KÖPRÜNÜN TRAFİĞE KAPATILMASI TEDBİRDİR


Geçtiğimiz gün İstanbul'da yaşanan fırtınada Boğaziçi Köprüsü'nün trafiğe neden kapatıldığının sorulması üzerine de Yıldırım, "Köprülerin bir emniyetli çalışma şartları var. Belirli bir rüzgar yüküne kadar köprü çalışır. Belli bir rüzgar yükünden yukarı kapatmak gerekir. Burada 128 km oldu. Kapatmak zorunda kaldık. Kapatmasaydık bir rezonansa girsek, Allah göstermesin, üzerinde yüzlerce binlerce araç ve insan. Onların emniyetini tehlikeye atamazdık. Bu bir tedbirdir. Bu tedbir havacılıkta da var. Yan rüzgar filan değerin üzerine çıkarsa kalkmaz gibi tedbirler var. Bunlar emniyete yönelik tedbirlerdir. Her araç için uygulanan standartlardır" dedi.


İDARİ VE ADLİ SORUŞTURMA DEVAM EDİYOR


Yıldırım, Çaycuma'daki köprü kazasına ilişkin olarak da, şunları söyledi:

"Çaycuma kazasında 15 vatandaşımız hayatını kaybetti.

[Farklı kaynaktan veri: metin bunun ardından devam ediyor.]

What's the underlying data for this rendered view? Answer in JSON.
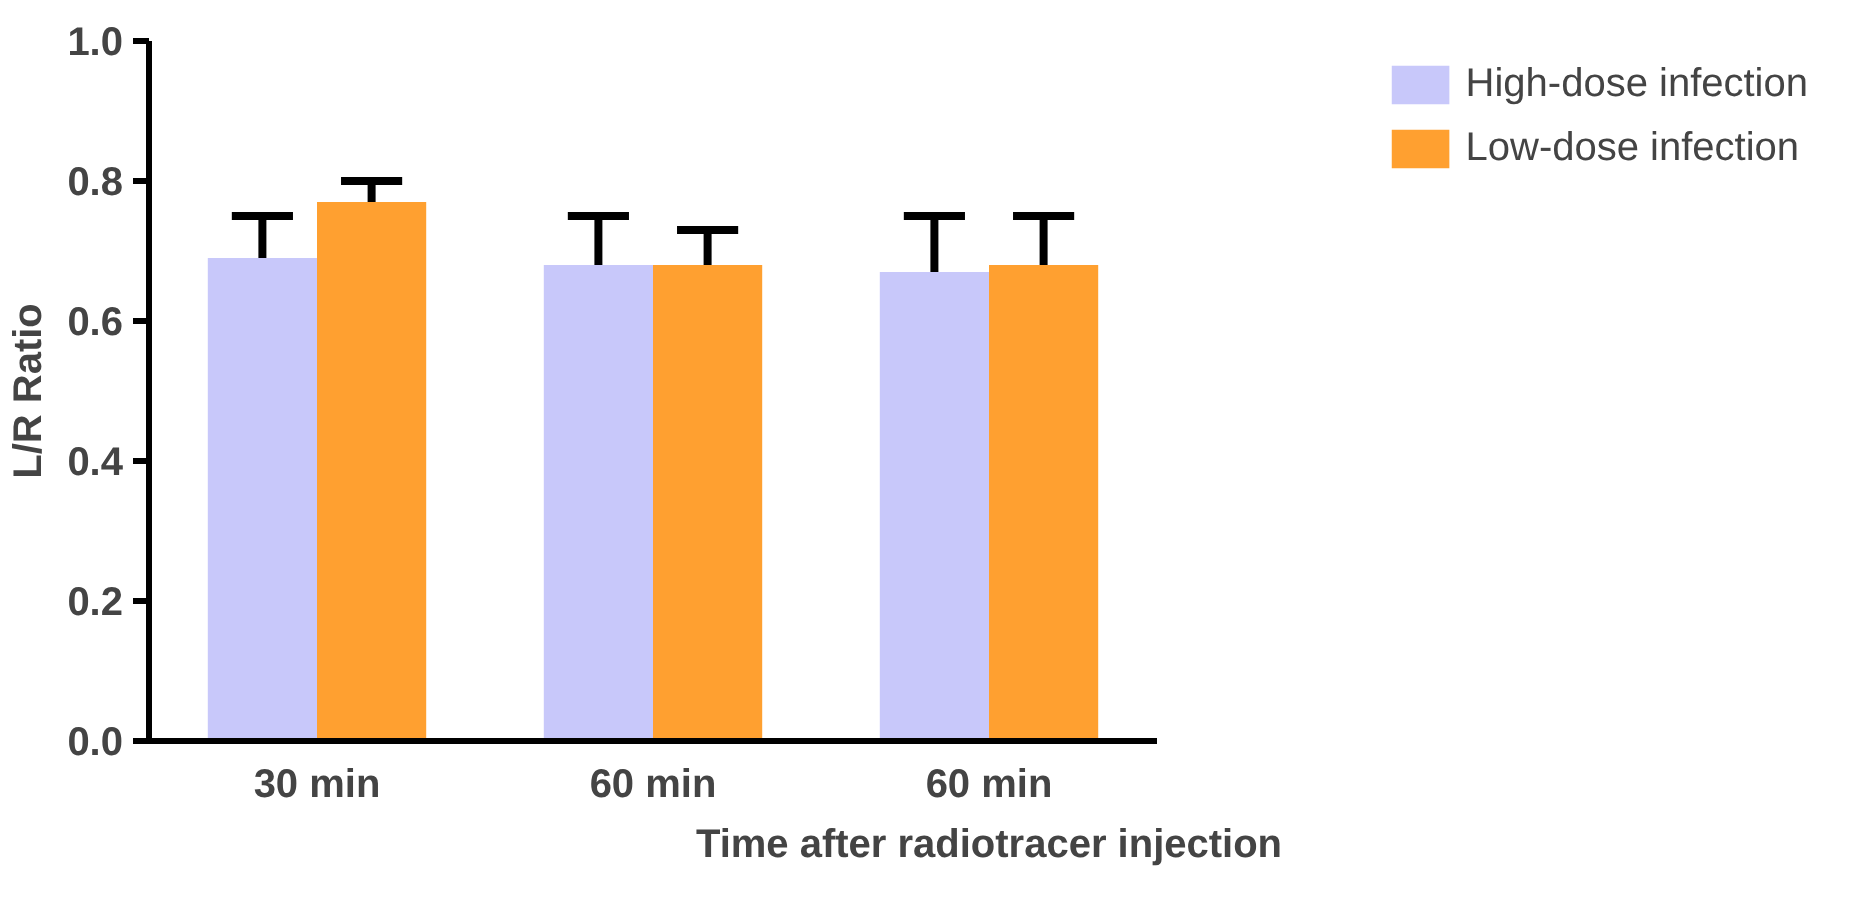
{
  "chart_data": {
    "type": "bar",
    "xlabel": "Time after radiotracer injection",
    "ylabel": "L/R Ratio",
    "categories": [
      "30 min",
      "60 min",
      "60 min"
    ],
    "series": [
      {
        "name": "High-dose infection",
        "color": "#c8c8fa",
        "values": [
          0.69,
          0.68,
          0.67
        ],
        "errors": [
          [
            0.69,
            0.75
          ],
          [
            0.68,
            0.75
          ],
          [
            0.67,
            0.75
          ]
        ]
      },
      {
        "name": "Low-dose infection",
        "color": "#ffa030",
        "values": [
          0.77,
          0.68,
          0.68
        ],
        "errors": [
          [
            0.77,
            0.8
          ],
          [
            0.68,
            0.73
          ],
          [
            0.68,
            0.75
          ]
        ]
      }
    ],
    "ylim": [
      0,
      1.0
    ],
    "yticks": [
      {
        "value": 0,
        "label": "0.0"
      },
      {
        "value": 0.2,
        "label": "0.2"
      },
      {
        "value": 0.4,
        "label": "0.4"
      },
      {
        "value": 0.6,
        "label": "0.6"
      },
      {
        "value": 0.8,
        "label": "0.8"
      },
      {
        "value": 1.0,
        "label": "1.0"
      }
    ],
    "grid": false,
    "legend": "top right"
  }
}
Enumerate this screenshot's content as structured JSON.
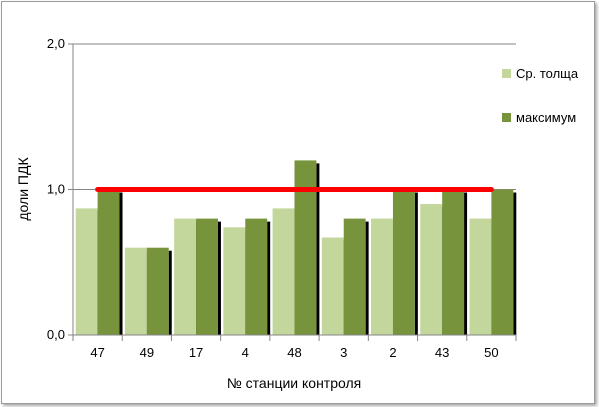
{
  "chart_data": {
    "type": "bar",
    "categories": [
      "47",
      "49",
      "17",
      "4",
      "48",
      "3",
      "2",
      "43",
      "50"
    ],
    "series": [
      {
        "name": "Ср. толща",
        "values": [
          0.87,
          0.6,
          0.8,
          0.74,
          0.87,
          0.67,
          0.8,
          0.9,
          0.8
        ],
        "color": "#c3d69b"
      },
      {
        "name": "максимум",
        "values": [
          1.0,
          0.6,
          0.8,
          0.8,
          1.2,
          0.8,
          1.0,
          1.0,
          1.0
        ],
        "color": "#77933c"
      }
    ],
    "reference_line": {
      "value": 1.0,
      "color": "#ff0000"
    },
    "xlabel": "№ станции контроля",
    "ylabel": "доли ПДК",
    "ylim": [
      0,
      2
    ],
    "y_ticks": [
      "0,0",
      "1,0",
      "2,0"
    ],
    "grid": true,
    "legend": "right"
  }
}
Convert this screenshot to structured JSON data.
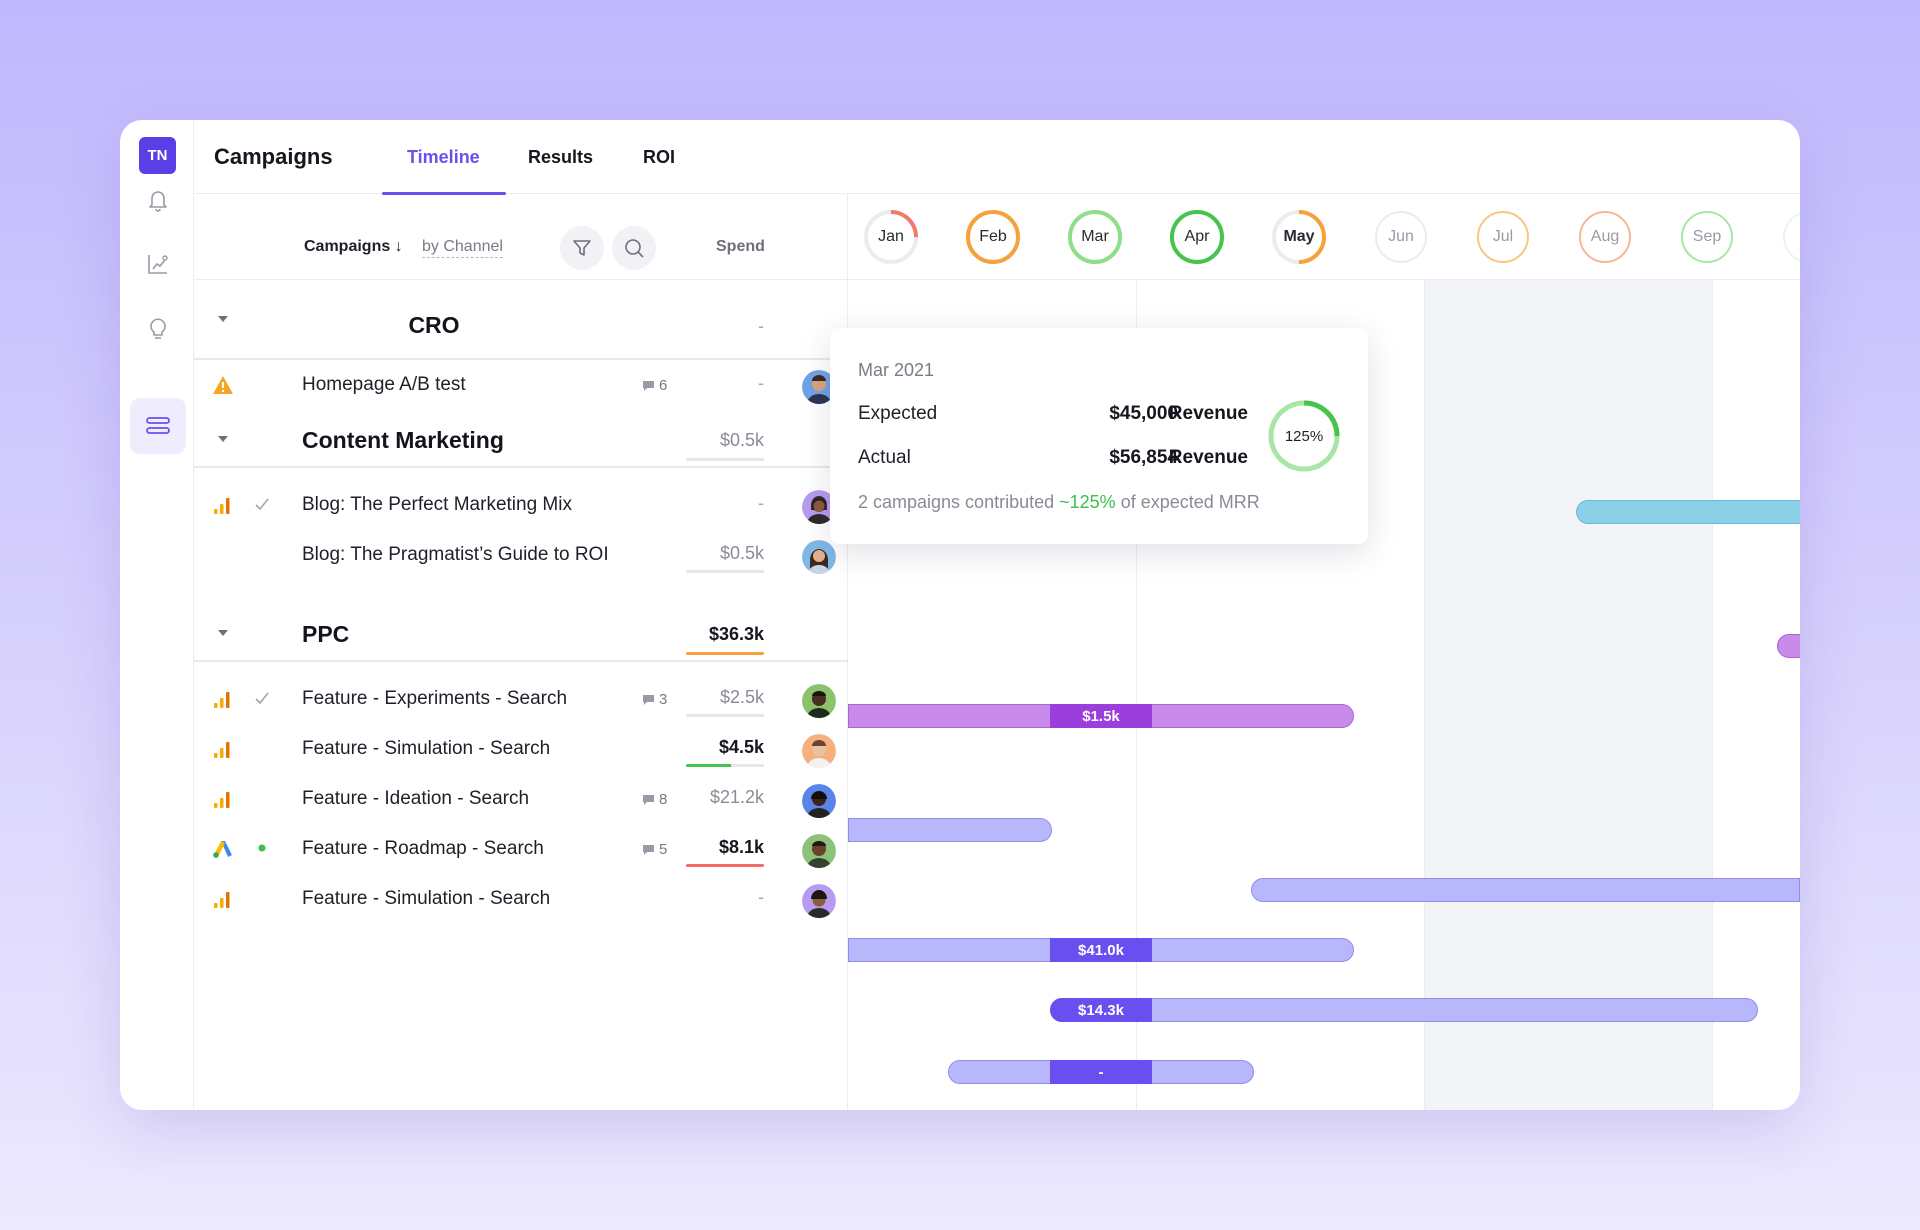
{
  "app": {
    "logo": "TN",
    "title": "Campaigns",
    "tabs": [
      "Timeline",
      "Results",
      "ROI"
    ],
    "active_tab": "Timeline",
    "accent": "#6a4ff0"
  },
  "rail": [
    "bell-icon",
    "chart-icon",
    "lightbulb-icon",
    "timeline-icon"
  ],
  "panel": {
    "sort_label": "Campaigns ↓",
    "group_by": "by Channel",
    "spend_header": "Spend"
  },
  "groups": [
    {
      "title": "CRO",
      "spend": "-",
      "items": [
        {
          "name": "Homepage A/B test",
          "icon": "warning-icon",
          "status": "",
          "comments": "6",
          "spend": "-"
        }
      ]
    },
    {
      "title": "Content Marketing",
      "spend": "$0.5k",
      "items": [
        {
          "name": "Blog: The Perfect Marketing Mix",
          "icon": "analytics-icon",
          "status": "check",
          "comments": "",
          "spend": "-"
        },
        {
          "name": "Blog: The Pragmatist’s Guide to ROI",
          "icon": "",
          "status": "",
          "comments": "",
          "spend": "$0.5k"
        }
      ]
    },
    {
      "title": "PPC",
      "spend": "$36.3k",
      "items": [
        {
          "name": "Feature - Experiments - Search",
          "icon": "analytics-icon",
          "status": "check",
          "comments": "3",
          "spend": "$2.5k"
        },
        {
          "name": "Feature - Simulation - Search",
          "icon": "analytics-icon",
          "status": "",
          "comments": "",
          "spend": "$4.5k"
        },
        {
          "name": "Feature - Ideation - Search",
          "icon": "analytics-icon",
          "status": "",
          "comments": "8",
          "spend": "$21.2k"
        },
        {
          "name": "Feature - Roadmap - Search",
          "icon": "google-ads-icon",
          "status": "dot",
          "comments": "5",
          "spend": "$8.1k"
        },
        {
          "name": "Feature - Simulation - Search",
          "icon": "analytics-icon",
          "status": "",
          "comments": "",
          "spend": "-"
        }
      ]
    }
  ],
  "months": [
    {
      "label": "Jan",
      "progress": 0.25,
      "color": "#f27a6b"
    },
    {
      "label": "Feb",
      "progress": 1.0,
      "color": "#f5a23a"
    },
    {
      "label": "Mar",
      "progress": 1.0,
      "color": "#8ede8a"
    },
    {
      "label": "Apr",
      "progress": 1.0,
      "color": "#46c44e"
    },
    {
      "label": "May",
      "progress": 0.5,
      "color": "#f5a23a"
    },
    {
      "label": "Jun",
      "progress": 0,
      "color": "#d6d6de"
    },
    {
      "label": "Jul",
      "progress": 1.0,
      "color": "#f7c77e"
    },
    {
      "label": "Aug",
      "progress": 1.0,
      "color": "#f7b795"
    },
    {
      "label": "Sep",
      "progress": 1.0,
      "color": "#a9e6a6"
    }
  ],
  "bar_labels": {
    "blog_roi": "$1.5k",
    "ideation": "$41.0k",
    "roadmap": "$14.3k",
    "simulation2": "-"
  },
  "tooltip": {
    "date": "Mar 2021",
    "expected_label": "Expected",
    "expected_value": "$45,000",
    "actual_label": "Actual",
    "actual_value": "$56,854",
    "revenue_word": "Revenue",
    "percent": "125%",
    "percent_fraction": 1.25,
    "foot_prefix": "2 campaigns contributed",
    "foot_highlight": "~125%",
    "foot_suffix": "of expected MRR"
  }
}
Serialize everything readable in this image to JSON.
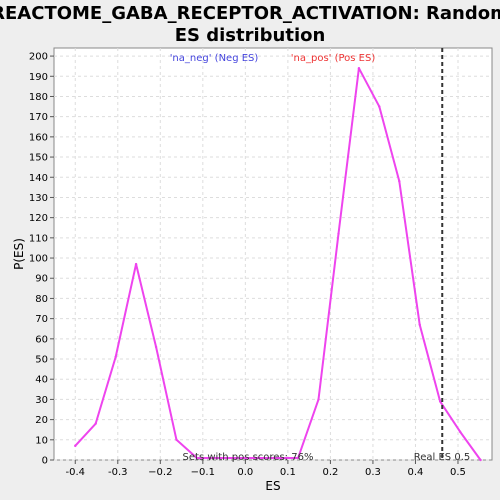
{
  "chart_data": {
    "type": "line",
    "title_lines": [
      "REACTOME_GABA_RECEPTOR_ACTIVATION: Random",
      "ES distribution"
    ],
    "xlabel": "ES",
    "ylabel": "P(ES)",
    "xlim": [
      -0.45,
      0.58
    ],
    "ylim": [
      0,
      204
    ],
    "x_ticks": [
      -0.4,
      -0.3,
      -0.2,
      -0.1,
      0.0,
      0.1,
      0.2,
      0.3,
      0.4,
      0.5
    ],
    "x_tick_labels": [
      "-0.4",
      "-0.3",
      "−0.2",
      "−0.1",
      "0.0",
      "0.1",
      "0.2",
      "0.3",
      "0.4",
      "0.5"
    ],
    "y_ticks": [
      0,
      10,
      20,
      30,
      40,
      50,
      60,
      70,
      80,
      90,
      100,
      110,
      120,
      130,
      140,
      150,
      160,
      170,
      180,
      190,
      200
    ],
    "grid": true,
    "series": [
      {
        "color": "#ee44ee",
        "x": [
          -0.4,
          -0.352,
          -0.305,
          -0.257,
          -0.21,
          -0.162,
          -0.114,
          -0.067,
          -0.019,
          0.029,
          0.076,
          0.124,
          0.172,
          0.219,
          0.267,
          0.315,
          0.362,
          0.41,
          0.458,
          0.505,
          0.553
        ],
        "y": [
          7,
          18,
          51,
          97,
          56,
          10,
          1,
          1,
          1,
          1,
          1,
          1,
          30,
          112,
          194,
          175,
          138,
          67,
          29,
          14,
          0
        ]
      }
    ],
    "legend": [
      {
        "label": "'na_neg' (Neg ES)",
        "color": "#4444dd"
      },
      {
        "label": "'na_pos' (Pos ES)",
        "color": "#ee3333"
      }
    ],
    "real_es": {
      "x": 0.463,
      "label": "Real ES 0.5"
    },
    "annotation": "Sets with pos scores: 76%"
  }
}
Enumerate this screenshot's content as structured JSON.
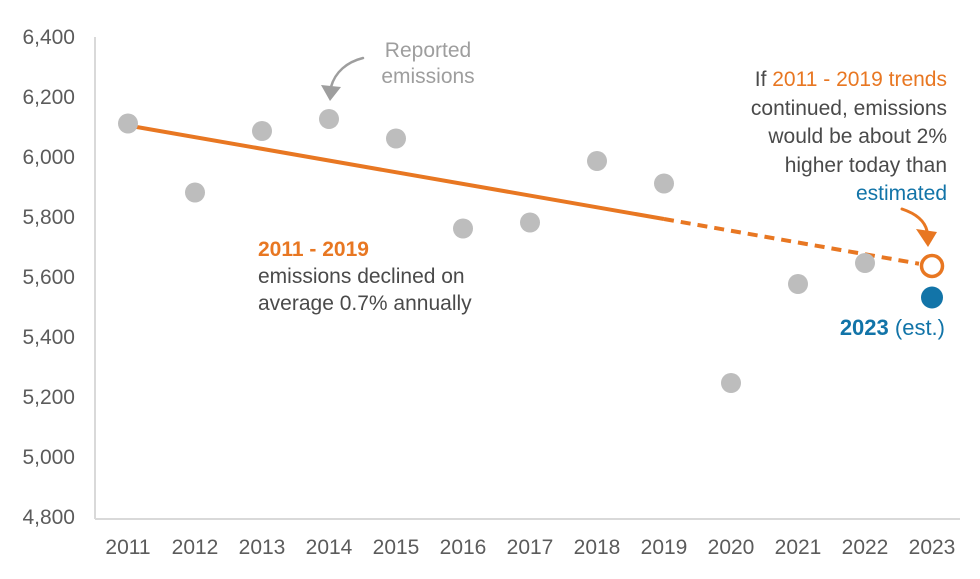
{
  "colors": {
    "accent_orange": "#E87722",
    "accent_blue": "#1274A8",
    "dot_gray": "#BDBDBD",
    "text_dark": "#4A4A4A",
    "text_light_gray": "#9E9E9E",
    "axis_text": "#5B5B5B",
    "axis_line": "#D9D9D9"
  },
  "chart_data": {
    "type": "scatter",
    "title": "",
    "xlabel": "",
    "ylabel": "",
    "ylim": [
      4800,
      6400
    ],
    "y_tick_step": 200,
    "y_tick_labels": [
      "6,400",
      "6,200",
      "6,000",
      "5,800",
      "5,600",
      "5,400",
      "5,200",
      "5,000",
      "4,800"
    ],
    "x_tick_labels": [
      "2011",
      "2012",
      "2013",
      "2014",
      "2015",
      "2016",
      "2017",
      "2018",
      "2019",
      "2020",
      "2021",
      "2022",
      "2023"
    ],
    "grid": false,
    "legend": "annotations instead of legend",
    "series": [
      {
        "name": "Reported emissions",
        "marker": "filled-gray-circle",
        "x": [
          2011,
          2012,
          2013,
          2014,
          2015,
          2016,
          2017,
          2018,
          2019,
          2020,
          2021,
          2022
        ],
        "values": [
          6115,
          5885,
          6090,
          6130,
          6065,
          5765,
          5785,
          5990,
          5915,
          5250,
          5580,
          5650
        ]
      },
      {
        "name": "2023 estimate",
        "marker": "filled-blue-circle",
        "x": [
          2023
        ],
        "values": [
          5535
        ]
      },
      {
        "name": "2011-2019 trend extended",
        "marker": "open-orange-circle",
        "x": [
          2023
        ],
        "values": [
          5640
        ]
      }
    ],
    "trend_line": {
      "start_year": 2011,
      "start_value": 6110,
      "solid_until_year": 2019,
      "end_year": 2023,
      "end_value": 5640,
      "style_after_solid": "dashed"
    }
  },
  "labels": {
    "reported": {
      "line1": "Reported",
      "line2": "emissions"
    },
    "trend_note": {
      "title": "2011 - 2019",
      "line2": "emissions declined on",
      "line3": "average 0.7% annually"
    },
    "projection": {
      "if_prefix": "If ",
      "trends": "2011 - 2019 trends",
      "line2": "continued, emissions",
      "line3": "would be about 2%",
      "line4": "higher today than",
      "line5": "estimated"
    },
    "estimate": {
      "year": "2023",
      "suffix": " (est.)"
    }
  }
}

Bir kısmı bulundu, bir kısmının da cesedine ulaşılamadı. Çalışmalar aralıksız sürdürülüyor. Buradaki olay şu, 1951 yılında yapılmış bir köprü. Daha sonra bu köprünün kontrolleri sürekli yapılmış. Bakımları da yapılmış. Ve sonra talep üzerine 2009 da bir köprü daha yapmışız. Bu sefer aslında yeni köprü bütün trafiği idare edecek bir köprü. Birini geliş, birini gidiş yapmışlar. Belediyeye devredilmiş ama bakımları karayollarınca yapılmaya devam etmiş. Bu konu inceleniyor, talimat verdim. İdari soruşturma devam ediyor. Adli soruşturma da savcılıkta devam ediyor. İlk tespit şu, ırmak değişik yerlerinden kum alınınca çukurlar oluşmuş. Kar suları eriyince gelen suyun debini bu çukurlar nedeniyle saniyede bin tona çıkmış. O oyuklarla ilerleye ilerleye, köprünün kazık kısmını, kazıkların oturduğu platformun altını 5 metreye kadar oymuş. O kadar suyun çullanmasıyla beraber toptan çökme olmuş. Malzemelerde her hangi bir şey yok. Demirler falan sağlam. Hala kaldıramadılar. Kesemediler. O kadar sağlam ama ama alt toptan çökme. Kazık sistemi sel alıp götürünce çöktü köprü. Velhasıl soruşturma, inceleme devam ediyor."


3. HAVALALANI İÇİN İHALE BU YIL


Bakan Yıldırım, Atatürk Havalimanı'ndaki yoğunluk için tedbir alınıp alınmayacağının sorulması üzerine ise "Trafik 4 kat artmış. Atatürk Havalimanı kaldırması gereken trafiğin yüzde 50'den fazlasını yapıyor şu anda. Bunu neyle sağladık kapasite artışıyla. Seyrü sefer sistemlerini gözden geçirdik, bazı özel tedbirler aldık. Bazen bin trafiğin üzerine çıkıyor. Bin 70-bin 80 trafiğe ulşatığımız oluyor günde. Aslında bunun maksimum sınırı 600'dür. Orada ne yeni pist yapılabilir, hiçbiri çözüm değil. Diyelim ki, yaptık minimum 5 milyar. Üstelik 3 yıl inşaat çalışmasından dolayı havalimanı daha kötü hale gecek. Çare şu, biraz daha trafiğin iyileştirilmesi için hava ve park tarafından iyileştirme yapıyoruz. Gecikmelerin bir kısmı parkla ilgili. 'Bir-iki saat bekliyoruz' diyorlar. Doğru park sorunumuz var. Park için askeriyenin kullandğı alanı bitirmek üzereyiz. Orayı park alanı için kullanacağız bir rahatlama olacak. Bunlar kısa ve orta vadede biraz rahatlatacak tedbirler. Ama trafik artışı o kadar acımasız ki, buna yetişemiyoruz. Çözüm, bu sene içerisinde 3. havaalanı için de ihaleye çıkacağız" diye konuştu.